Godel's completeness theorem can not be understood without bringing in first order logic, because it is a statement of the expressitivity of the language(relative to its semantics). Other more expressive languages, like second order logic (with its usual semantics) is not complete. Trying to explain Godel's completeness theorem without bringing in the language is a path to confusion.
And your explanation of the first incompleteness theorem is also at best confusing. I must preface this with the comment that your definition of a 'theorem' matches what is usually called a sentence or a statement, and a theorem is usually reserved for a sentence which is proven by a axiomatic system. If the axiomatic system is sound, all theorems will be true in all models. The question of completeness is whether or not all truths(aka sentences true in all models) can be proven(aka they are theorems). With this more common usage of the words, Gödel's incompleteness theorems show that every consistent theory containing the natural numbers has true statements on natural numbers that are not theorems of the theory (that is they cannot be proved inside the theory).
Your description of the first incompleteness theorem is also true for complete logics, even for propositional logic (with your definition of 'theorem' as actually meaning statement). It has statements which is true in some models and false in others. This does not make it incomplete.
1. Complete (for any well formed statement, the axioms can be used to prove either it or its negation)
2. Consistent (can't arrive at contradictory statements ~ arriving at a both a statement and its negation )
3. The set of axioms is enumerable ~ you can write a program that lists them in a defined order (since the workaround for completeness can be just adding an axiom for the cases that are unproven in your original set)
If my understanding is correct, I believe your explanation is missing the third required property.
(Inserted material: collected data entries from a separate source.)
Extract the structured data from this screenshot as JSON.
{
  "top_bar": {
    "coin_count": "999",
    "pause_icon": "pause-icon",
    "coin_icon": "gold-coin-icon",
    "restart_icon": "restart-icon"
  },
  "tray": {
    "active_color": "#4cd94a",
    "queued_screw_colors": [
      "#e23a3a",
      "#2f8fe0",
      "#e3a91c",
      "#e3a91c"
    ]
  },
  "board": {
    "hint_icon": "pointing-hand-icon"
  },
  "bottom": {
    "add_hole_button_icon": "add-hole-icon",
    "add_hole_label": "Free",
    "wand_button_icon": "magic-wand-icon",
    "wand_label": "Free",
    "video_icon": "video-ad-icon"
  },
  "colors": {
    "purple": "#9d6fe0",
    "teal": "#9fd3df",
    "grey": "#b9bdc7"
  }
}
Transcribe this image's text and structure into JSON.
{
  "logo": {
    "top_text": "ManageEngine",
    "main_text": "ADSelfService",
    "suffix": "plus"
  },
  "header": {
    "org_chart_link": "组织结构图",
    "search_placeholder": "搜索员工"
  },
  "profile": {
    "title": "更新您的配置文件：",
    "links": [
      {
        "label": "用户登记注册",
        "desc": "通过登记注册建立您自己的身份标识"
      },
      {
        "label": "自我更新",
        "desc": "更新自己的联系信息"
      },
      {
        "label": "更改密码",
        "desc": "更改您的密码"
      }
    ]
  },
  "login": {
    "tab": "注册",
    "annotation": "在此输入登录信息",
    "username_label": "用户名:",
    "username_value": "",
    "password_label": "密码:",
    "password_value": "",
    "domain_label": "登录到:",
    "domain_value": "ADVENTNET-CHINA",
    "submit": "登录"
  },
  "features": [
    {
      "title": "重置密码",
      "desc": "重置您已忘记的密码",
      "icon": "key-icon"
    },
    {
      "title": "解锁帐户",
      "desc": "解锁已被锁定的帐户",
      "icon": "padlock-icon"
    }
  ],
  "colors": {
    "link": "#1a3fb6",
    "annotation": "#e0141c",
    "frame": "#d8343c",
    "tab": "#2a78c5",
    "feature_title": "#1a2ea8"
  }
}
It's also important to point out that if we cant prove a statement or its negation (one of which must be true) then we know there are true statements that are unprovable. This is a much stronger of a finding than "Godel's first incompleteness theorem says that in any axiomatic system (sufficiently complex) there are theorems that are neither always true nor always false. "
As the GP points out, that's not what Godel's incompleteness theorem actually shows. Although it's a common misconception (one which unfortunately is propagated by many sources that should know better).
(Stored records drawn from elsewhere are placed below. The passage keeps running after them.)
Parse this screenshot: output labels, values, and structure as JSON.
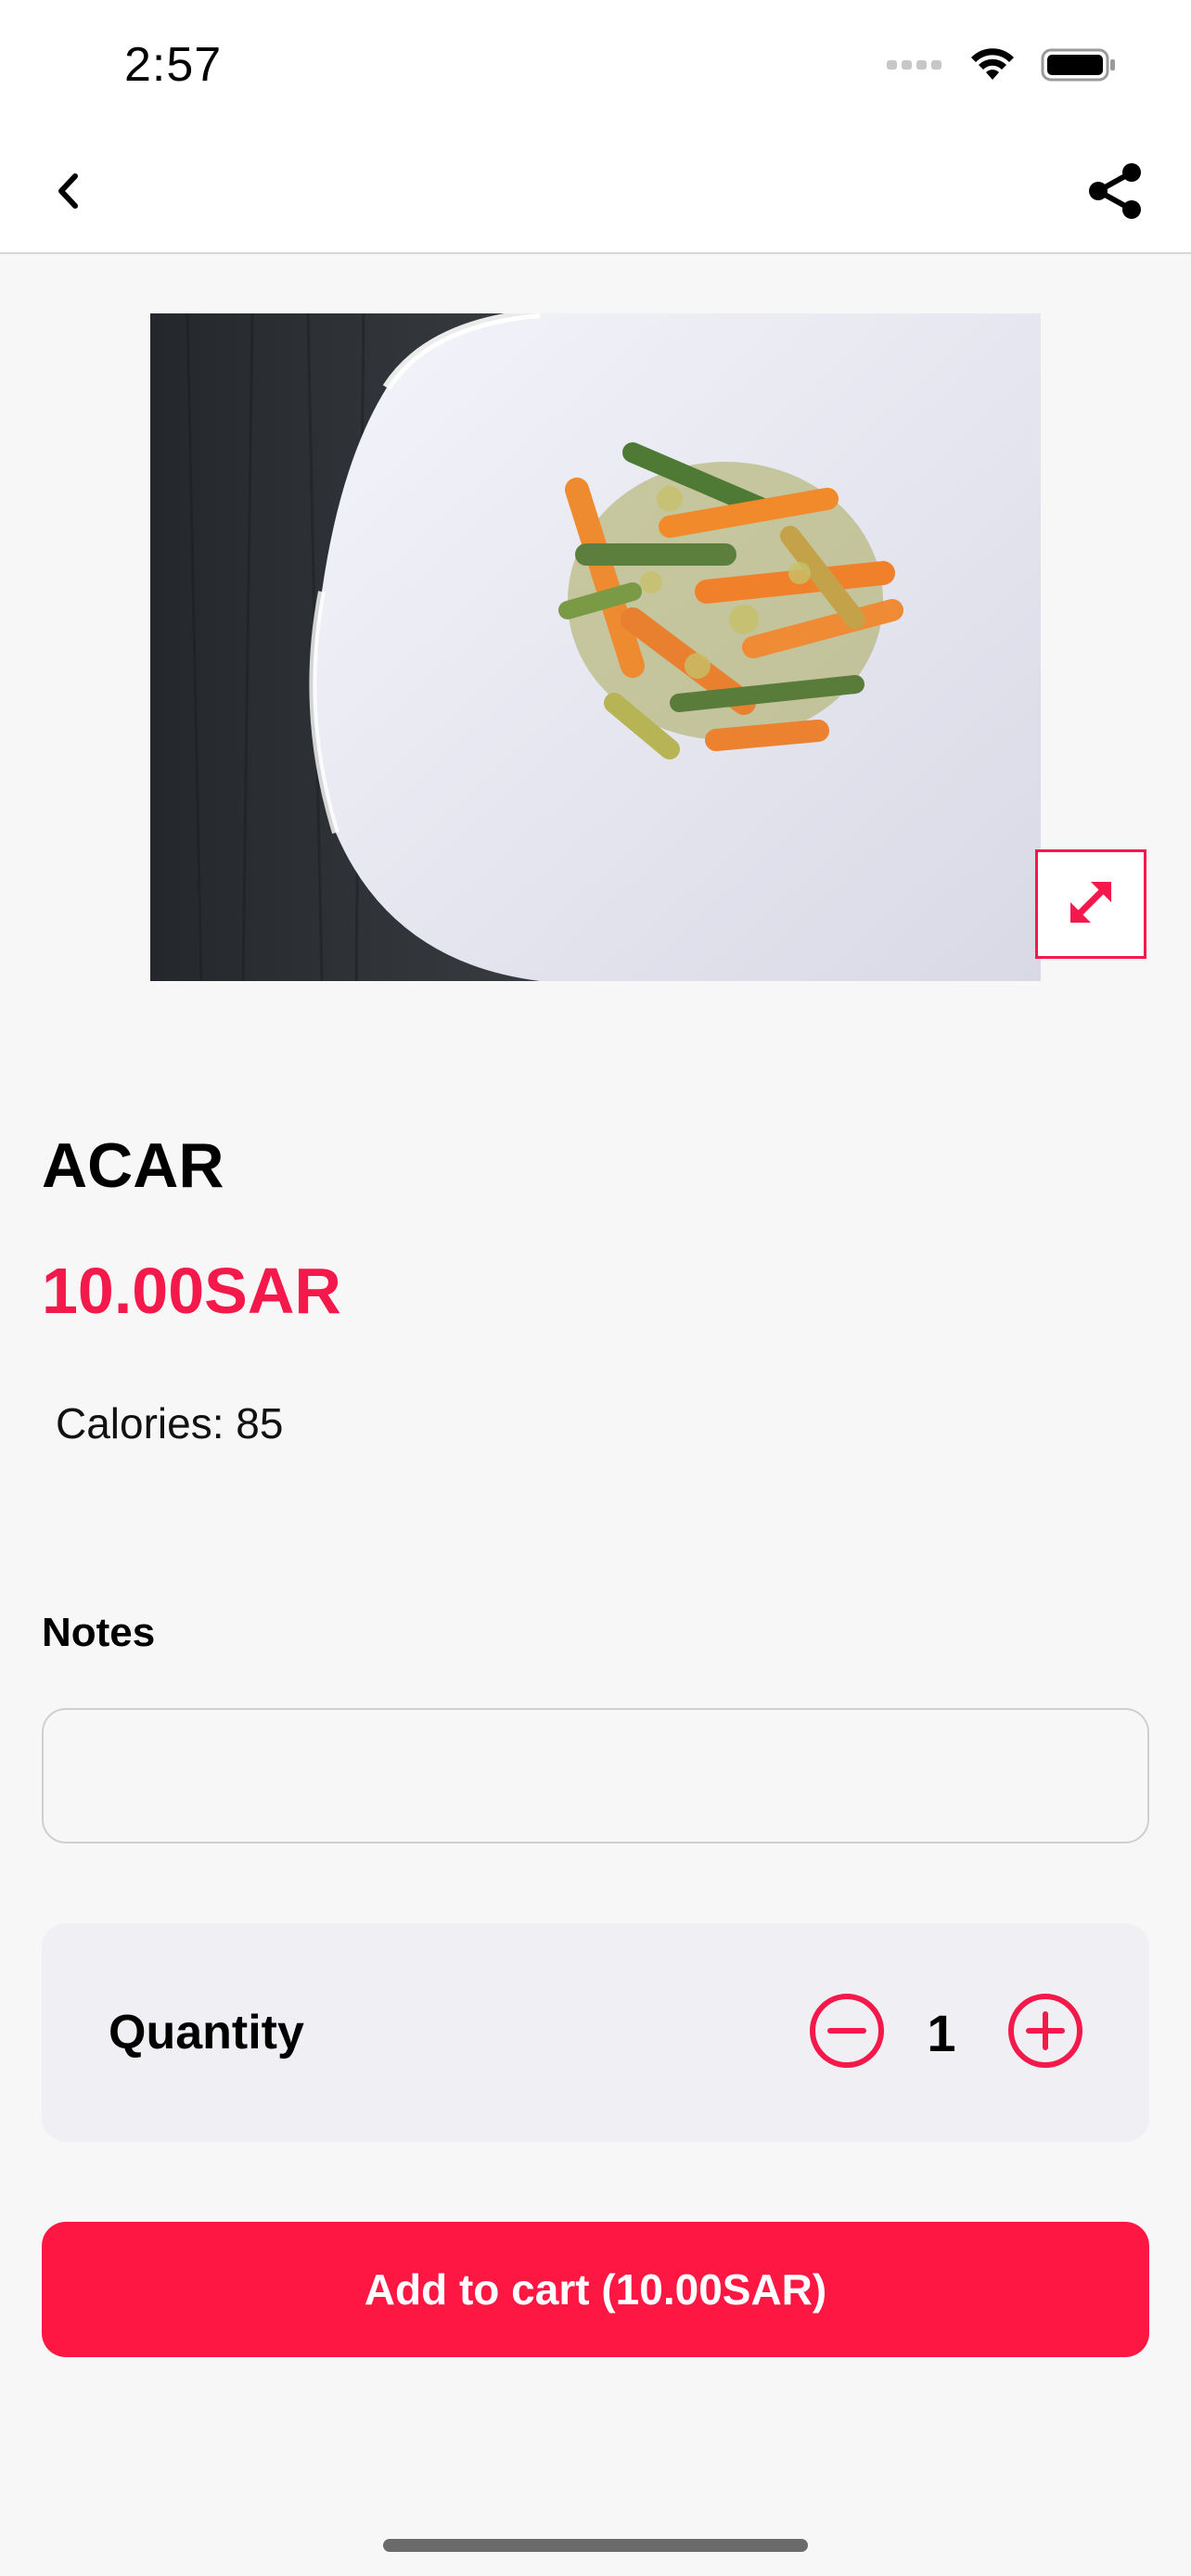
{
  "status_bar": {
    "time": "2:57"
  },
  "product": {
    "title": "ACAR",
    "price": "10.00SAR",
    "calories_label": "Calories:",
    "calories_value": "85"
  },
  "notes": {
    "label": "Notes",
    "value": "",
    "placeholder": ""
  },
  "quantity": {
    "label": "Quantity",
    "value": "1"
  },
  "cart": {
    "button_label": "Add to cart (10.00SAR)"
  },
  "colors": {
    "accent": "#f4194a",
    "button": "#ff1744",
    "card": "#f0eff4",
    "background": "#f7f7f7"
  }
}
The key point of the incompleteness theorem is that it shows that (at least in first order logic, which is the logic in which the theorem holds) no set of axioms can ever pin down a single model. For example, no set of first-order axioms can ever pin down "the standard natural numbers" as the only model satisfying the axioms. There will always be other models that also satisfy them. So if you want to pin down a single model, you always have to go beyond just a set of first-order axioms.
Using the natural numbers as an example, consider a model that consists of two "chains" of numbers:
(0, 1, 2, 3, ....)
(..., -3a, -2a, -1a, 0a, 1a, 2a, 3a, ...)
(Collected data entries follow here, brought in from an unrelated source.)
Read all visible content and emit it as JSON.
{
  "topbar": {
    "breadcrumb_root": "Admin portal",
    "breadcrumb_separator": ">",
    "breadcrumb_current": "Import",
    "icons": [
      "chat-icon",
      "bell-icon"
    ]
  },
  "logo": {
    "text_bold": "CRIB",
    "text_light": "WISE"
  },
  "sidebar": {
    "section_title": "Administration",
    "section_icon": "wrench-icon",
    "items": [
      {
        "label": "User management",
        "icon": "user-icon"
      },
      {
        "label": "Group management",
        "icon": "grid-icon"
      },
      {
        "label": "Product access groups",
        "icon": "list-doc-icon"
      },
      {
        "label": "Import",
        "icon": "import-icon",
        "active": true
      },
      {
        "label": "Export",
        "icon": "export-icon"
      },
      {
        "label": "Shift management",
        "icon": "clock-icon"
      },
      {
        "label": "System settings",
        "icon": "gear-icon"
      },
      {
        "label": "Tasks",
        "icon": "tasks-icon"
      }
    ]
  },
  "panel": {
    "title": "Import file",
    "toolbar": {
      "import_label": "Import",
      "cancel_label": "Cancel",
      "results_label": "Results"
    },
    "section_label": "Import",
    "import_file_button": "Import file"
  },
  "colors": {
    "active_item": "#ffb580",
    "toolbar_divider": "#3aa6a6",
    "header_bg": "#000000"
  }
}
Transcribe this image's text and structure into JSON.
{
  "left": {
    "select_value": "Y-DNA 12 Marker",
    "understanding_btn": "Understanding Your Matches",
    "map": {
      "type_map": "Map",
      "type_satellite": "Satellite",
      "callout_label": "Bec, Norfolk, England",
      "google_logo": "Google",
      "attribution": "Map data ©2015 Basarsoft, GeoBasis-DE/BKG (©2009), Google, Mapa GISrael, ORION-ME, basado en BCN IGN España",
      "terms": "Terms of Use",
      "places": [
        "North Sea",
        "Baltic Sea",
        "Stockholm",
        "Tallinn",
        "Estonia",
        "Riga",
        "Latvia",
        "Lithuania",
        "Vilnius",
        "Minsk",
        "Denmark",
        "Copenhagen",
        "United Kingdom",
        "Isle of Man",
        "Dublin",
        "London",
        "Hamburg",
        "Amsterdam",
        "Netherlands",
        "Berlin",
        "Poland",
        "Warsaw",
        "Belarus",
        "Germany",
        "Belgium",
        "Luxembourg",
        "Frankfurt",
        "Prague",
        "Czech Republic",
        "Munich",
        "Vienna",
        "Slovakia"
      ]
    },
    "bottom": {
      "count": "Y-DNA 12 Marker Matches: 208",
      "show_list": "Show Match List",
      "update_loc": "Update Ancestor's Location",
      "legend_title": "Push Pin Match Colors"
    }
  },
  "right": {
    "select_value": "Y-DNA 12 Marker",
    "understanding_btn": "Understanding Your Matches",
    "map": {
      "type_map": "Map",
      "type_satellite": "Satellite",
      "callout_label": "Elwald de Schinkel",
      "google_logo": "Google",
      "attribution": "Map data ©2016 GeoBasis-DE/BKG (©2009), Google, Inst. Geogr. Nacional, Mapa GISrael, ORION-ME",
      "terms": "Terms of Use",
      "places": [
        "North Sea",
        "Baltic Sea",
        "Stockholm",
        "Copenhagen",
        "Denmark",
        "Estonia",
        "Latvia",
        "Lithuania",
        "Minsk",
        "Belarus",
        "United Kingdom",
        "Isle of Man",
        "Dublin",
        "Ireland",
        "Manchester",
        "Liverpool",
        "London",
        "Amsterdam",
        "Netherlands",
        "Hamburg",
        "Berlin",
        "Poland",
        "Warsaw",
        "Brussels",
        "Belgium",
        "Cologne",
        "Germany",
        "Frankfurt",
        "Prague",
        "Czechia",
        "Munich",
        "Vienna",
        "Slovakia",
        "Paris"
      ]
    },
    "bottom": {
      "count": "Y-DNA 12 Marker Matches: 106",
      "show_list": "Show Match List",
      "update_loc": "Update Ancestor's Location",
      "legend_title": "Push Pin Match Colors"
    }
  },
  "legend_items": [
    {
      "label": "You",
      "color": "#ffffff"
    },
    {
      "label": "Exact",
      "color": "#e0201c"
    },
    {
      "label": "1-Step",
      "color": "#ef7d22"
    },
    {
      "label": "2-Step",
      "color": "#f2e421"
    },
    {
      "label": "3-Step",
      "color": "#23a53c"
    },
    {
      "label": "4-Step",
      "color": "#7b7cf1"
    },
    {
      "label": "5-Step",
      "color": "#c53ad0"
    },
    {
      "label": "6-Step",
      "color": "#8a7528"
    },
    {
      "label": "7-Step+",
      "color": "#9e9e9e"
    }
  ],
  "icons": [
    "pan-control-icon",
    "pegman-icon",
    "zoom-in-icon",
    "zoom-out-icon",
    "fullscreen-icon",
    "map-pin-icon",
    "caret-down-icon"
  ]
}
The first chain is, of course, the standard natural numbers, but the second chain also satisfies the standard first-order axioms that we normally take to define natural numbers. So this model, as a whole, satisfies those axioms. And there is no way, within first-order logic, to say "I only want my model to include the first chain". That's what Godel's incompleteness theorem (or more precisely, his first incompleteness theorem combined with his completeness theorem) tells us.
No, this was known before the incompleteness theorem, ref Löwenheim–Skolem theorem.
The Godel theorems apply to any first-order axiom system, regardless of whether it has an infinite model or not.